La idea de que el bronceado es señal de problemas no ha calado. «Pero calará porque es una cuestión estadística. El día en que el tema entra en casa es cuando espabilamos. Si el tema se dispara estadísticamente y se anuncia que va a afectar a la mitad de la población, entra en casa. Y es entonces cuando con las charlas, revisiones, en la consulta, la gente se va concienciando. No hay que llevarlo al extremo del burka. Pero en la puerta de casa pararse a pensar qué se va a hacer. Es decir, no ir de mañanera a Peñas de Aia con tirantes. Y cosas así. Este mensaje en las familias de los pacientes va cundiendo».

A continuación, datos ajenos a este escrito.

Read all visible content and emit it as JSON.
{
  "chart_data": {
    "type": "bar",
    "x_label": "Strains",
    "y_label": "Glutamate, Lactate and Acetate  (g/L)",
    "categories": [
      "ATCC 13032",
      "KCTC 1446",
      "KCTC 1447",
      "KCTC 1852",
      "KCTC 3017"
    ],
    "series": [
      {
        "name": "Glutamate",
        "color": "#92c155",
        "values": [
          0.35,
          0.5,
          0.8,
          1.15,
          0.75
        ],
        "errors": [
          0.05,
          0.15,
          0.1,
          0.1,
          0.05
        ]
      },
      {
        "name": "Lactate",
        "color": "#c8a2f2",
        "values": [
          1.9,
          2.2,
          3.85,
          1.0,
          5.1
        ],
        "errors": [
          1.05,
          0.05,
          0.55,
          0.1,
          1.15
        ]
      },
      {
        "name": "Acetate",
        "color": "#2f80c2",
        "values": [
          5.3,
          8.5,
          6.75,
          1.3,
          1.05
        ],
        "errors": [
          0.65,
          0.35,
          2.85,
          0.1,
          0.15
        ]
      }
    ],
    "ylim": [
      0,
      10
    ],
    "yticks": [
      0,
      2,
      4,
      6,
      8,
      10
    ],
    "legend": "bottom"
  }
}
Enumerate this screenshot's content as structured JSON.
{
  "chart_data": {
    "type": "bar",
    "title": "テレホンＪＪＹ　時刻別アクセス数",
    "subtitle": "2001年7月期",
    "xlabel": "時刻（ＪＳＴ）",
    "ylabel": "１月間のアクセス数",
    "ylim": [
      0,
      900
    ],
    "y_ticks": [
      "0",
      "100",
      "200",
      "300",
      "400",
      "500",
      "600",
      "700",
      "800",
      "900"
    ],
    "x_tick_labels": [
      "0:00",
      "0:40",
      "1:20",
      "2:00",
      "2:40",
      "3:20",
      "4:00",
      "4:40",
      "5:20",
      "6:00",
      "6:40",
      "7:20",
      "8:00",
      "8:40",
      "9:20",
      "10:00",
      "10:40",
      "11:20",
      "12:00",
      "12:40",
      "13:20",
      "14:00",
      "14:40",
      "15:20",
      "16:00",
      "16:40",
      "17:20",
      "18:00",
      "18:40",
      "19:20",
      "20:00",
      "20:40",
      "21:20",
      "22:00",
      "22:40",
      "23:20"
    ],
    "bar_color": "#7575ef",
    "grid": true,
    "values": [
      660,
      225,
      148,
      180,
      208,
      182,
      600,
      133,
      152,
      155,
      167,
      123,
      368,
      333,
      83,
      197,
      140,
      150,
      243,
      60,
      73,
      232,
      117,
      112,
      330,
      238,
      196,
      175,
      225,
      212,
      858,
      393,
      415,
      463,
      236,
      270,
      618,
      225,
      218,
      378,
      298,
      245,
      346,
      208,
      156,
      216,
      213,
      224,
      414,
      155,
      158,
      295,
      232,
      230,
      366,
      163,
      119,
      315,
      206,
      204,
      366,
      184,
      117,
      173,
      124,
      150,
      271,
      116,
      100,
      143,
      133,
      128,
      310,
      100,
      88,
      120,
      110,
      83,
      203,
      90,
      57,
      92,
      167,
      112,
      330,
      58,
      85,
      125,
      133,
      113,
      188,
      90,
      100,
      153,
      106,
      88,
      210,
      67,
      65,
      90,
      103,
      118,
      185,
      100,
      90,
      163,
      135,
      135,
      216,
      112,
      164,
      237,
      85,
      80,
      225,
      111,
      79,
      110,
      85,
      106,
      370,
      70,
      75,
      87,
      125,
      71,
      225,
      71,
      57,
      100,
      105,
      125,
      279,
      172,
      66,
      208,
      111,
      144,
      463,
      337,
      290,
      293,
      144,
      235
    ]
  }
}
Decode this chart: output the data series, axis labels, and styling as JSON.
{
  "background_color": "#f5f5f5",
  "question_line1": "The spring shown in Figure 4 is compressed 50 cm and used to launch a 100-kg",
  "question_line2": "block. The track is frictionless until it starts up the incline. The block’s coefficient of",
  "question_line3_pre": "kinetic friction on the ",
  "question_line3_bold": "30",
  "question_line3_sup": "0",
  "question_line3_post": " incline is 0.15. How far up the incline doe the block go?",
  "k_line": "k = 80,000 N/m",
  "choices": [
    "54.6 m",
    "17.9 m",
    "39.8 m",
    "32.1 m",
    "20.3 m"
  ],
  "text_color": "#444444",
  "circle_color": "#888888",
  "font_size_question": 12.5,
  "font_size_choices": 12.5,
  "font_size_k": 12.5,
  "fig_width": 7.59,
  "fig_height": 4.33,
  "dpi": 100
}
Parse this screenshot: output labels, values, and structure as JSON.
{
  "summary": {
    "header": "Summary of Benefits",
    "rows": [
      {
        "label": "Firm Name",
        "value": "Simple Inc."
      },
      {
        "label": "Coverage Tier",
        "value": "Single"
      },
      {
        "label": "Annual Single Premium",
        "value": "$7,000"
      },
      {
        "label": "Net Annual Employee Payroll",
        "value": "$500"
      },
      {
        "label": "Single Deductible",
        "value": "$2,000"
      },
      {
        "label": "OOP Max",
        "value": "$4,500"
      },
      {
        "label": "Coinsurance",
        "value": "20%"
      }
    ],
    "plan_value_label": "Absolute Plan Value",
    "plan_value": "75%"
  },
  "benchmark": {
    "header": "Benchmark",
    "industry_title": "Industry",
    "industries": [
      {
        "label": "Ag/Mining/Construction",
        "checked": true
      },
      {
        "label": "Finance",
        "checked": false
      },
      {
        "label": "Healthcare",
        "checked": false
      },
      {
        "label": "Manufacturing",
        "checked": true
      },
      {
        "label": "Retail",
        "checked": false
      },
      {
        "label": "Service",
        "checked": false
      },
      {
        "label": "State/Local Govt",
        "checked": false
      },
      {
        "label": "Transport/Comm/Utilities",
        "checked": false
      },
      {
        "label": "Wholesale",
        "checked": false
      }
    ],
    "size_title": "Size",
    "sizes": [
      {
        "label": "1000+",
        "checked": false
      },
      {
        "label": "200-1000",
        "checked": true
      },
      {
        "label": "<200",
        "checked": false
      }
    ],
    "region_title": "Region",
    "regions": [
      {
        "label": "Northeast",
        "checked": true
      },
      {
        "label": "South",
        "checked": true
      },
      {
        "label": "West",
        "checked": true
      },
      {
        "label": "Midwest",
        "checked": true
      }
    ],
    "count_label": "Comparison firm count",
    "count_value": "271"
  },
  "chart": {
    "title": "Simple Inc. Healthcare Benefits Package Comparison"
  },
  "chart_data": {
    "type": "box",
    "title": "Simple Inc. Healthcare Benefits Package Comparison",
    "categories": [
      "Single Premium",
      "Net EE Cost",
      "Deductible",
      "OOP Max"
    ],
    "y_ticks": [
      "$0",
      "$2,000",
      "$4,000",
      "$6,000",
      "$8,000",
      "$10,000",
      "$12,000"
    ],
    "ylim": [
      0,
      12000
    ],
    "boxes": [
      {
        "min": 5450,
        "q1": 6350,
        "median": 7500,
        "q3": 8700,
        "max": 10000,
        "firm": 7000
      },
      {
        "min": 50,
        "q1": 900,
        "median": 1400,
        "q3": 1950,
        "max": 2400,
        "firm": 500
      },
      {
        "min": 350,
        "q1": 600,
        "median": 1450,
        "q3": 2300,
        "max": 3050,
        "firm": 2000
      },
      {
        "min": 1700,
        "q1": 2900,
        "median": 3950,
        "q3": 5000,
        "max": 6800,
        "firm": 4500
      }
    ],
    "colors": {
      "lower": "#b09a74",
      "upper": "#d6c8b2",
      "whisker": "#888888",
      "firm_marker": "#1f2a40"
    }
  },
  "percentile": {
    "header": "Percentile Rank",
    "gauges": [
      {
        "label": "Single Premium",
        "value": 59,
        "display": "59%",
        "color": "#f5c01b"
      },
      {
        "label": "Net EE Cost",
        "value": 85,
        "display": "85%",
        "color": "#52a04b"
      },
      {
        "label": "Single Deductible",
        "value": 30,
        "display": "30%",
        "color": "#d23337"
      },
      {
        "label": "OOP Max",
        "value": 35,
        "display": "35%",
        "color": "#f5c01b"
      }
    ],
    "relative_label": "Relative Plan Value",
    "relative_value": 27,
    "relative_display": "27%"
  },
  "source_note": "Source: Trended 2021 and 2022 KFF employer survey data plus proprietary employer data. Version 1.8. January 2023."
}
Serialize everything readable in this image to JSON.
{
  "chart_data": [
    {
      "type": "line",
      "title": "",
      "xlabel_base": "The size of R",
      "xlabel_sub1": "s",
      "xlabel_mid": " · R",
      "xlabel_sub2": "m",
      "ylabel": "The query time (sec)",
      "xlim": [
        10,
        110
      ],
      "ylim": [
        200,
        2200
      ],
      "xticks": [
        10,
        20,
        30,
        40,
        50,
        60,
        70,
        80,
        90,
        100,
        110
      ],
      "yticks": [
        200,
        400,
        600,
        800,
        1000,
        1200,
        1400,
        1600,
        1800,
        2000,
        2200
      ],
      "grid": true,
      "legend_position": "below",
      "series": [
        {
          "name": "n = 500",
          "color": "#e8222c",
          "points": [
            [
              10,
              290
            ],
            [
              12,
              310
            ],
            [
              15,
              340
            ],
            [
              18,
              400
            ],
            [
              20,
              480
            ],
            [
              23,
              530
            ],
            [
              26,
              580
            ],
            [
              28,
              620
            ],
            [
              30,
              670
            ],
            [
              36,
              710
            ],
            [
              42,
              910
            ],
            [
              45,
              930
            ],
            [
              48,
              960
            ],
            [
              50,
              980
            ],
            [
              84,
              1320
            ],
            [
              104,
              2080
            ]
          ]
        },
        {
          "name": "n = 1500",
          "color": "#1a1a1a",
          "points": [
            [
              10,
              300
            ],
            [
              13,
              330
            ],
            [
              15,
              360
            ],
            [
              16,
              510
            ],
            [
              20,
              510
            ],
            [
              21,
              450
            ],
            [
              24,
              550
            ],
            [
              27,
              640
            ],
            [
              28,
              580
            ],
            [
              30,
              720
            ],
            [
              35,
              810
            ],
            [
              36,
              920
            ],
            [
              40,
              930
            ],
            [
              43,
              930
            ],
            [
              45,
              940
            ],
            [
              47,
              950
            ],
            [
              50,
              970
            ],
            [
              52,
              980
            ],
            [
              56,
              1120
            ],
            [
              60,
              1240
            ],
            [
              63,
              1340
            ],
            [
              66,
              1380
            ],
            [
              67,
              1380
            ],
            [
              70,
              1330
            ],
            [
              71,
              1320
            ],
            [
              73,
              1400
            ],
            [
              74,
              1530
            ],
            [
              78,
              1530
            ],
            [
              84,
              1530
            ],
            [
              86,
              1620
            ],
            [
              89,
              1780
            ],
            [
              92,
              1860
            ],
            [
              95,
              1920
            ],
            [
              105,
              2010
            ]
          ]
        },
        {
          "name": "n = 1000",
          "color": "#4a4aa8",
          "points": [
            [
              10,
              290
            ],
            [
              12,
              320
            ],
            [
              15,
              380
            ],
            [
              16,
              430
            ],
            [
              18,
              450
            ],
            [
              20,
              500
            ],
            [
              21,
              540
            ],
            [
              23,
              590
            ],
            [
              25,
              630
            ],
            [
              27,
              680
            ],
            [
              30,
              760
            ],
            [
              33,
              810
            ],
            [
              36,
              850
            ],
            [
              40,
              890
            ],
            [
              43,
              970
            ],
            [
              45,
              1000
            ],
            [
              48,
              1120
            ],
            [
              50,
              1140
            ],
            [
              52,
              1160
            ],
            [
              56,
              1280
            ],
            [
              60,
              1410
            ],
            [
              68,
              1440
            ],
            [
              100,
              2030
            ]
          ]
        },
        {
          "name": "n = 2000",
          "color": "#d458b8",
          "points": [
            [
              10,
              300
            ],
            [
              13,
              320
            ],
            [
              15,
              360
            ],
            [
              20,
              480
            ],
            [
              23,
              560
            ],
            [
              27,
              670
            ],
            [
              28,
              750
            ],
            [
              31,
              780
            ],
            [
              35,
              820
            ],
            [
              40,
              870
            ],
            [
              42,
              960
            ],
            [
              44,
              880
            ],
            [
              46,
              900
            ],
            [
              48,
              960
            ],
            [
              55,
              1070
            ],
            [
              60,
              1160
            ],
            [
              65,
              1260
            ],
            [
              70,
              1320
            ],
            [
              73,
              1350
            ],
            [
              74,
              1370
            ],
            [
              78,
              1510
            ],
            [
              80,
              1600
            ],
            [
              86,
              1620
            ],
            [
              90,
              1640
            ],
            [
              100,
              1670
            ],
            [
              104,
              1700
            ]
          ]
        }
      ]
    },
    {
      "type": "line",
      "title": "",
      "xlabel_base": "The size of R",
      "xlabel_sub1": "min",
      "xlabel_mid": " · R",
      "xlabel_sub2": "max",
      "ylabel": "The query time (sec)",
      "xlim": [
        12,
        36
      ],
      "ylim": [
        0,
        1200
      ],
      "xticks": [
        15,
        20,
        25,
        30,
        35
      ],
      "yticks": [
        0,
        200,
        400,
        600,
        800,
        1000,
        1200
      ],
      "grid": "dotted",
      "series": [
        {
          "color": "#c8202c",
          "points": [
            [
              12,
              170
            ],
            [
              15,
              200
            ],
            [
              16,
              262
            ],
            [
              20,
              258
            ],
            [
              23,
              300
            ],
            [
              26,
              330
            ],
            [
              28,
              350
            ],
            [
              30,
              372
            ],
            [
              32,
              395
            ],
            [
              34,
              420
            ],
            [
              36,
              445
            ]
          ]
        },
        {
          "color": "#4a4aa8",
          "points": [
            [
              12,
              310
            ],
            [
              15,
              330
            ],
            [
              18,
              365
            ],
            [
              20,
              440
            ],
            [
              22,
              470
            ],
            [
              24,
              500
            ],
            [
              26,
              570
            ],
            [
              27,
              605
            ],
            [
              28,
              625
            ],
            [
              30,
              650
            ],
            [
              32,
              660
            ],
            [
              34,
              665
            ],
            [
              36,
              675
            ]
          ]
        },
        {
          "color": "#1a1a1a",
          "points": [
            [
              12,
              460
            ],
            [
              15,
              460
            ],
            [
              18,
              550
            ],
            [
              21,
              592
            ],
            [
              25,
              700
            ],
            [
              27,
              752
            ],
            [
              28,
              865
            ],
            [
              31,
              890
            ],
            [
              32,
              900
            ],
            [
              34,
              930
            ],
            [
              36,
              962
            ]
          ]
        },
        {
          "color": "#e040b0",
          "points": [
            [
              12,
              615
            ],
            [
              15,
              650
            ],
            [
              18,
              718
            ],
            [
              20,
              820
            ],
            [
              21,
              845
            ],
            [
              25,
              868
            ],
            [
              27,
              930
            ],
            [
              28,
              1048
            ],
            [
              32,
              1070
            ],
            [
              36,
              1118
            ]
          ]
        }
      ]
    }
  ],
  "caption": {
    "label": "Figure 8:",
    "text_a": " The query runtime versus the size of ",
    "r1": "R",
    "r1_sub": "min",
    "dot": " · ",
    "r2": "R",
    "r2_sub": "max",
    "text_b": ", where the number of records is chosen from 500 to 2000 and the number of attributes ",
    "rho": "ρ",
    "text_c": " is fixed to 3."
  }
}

¿Cómo es el día a día en la consulta de la doctora Aramburu en el Oncológico? Una mañana tipo puede tener 23 pacientes: 4 de ellos de control de melanoma. «Es un tumor muy serio donde lo importante es el diagnóstico precoz. Una vez que se lo quitas al paciente, lo mantienes a control semestral los 5 primeros años y, anual, de por vida». Vendrían 8 casos de revisiones, personas que en el pasado han tenido un tumor de piel y se citan periódicamente. «A veces hay novedades y a veces, no».
En esta mañana 'media' la doctora Aramburu tendría 2 nuevas visitas, una de ellas con melanoma, que pasaría a manos del cirujano. Y habría 9 consultas dentro del grupo de prevención. «Es un programa de control de lunares, que realizamos con dermatoscopia digitalizada, una lupa de mano de 20 a 40 aumentos», explica. «Se valoran todas las lesiones y, ante un mínimo cambio, la decisión es más rápida. Es el día a día. Y la parroquia va creciendo».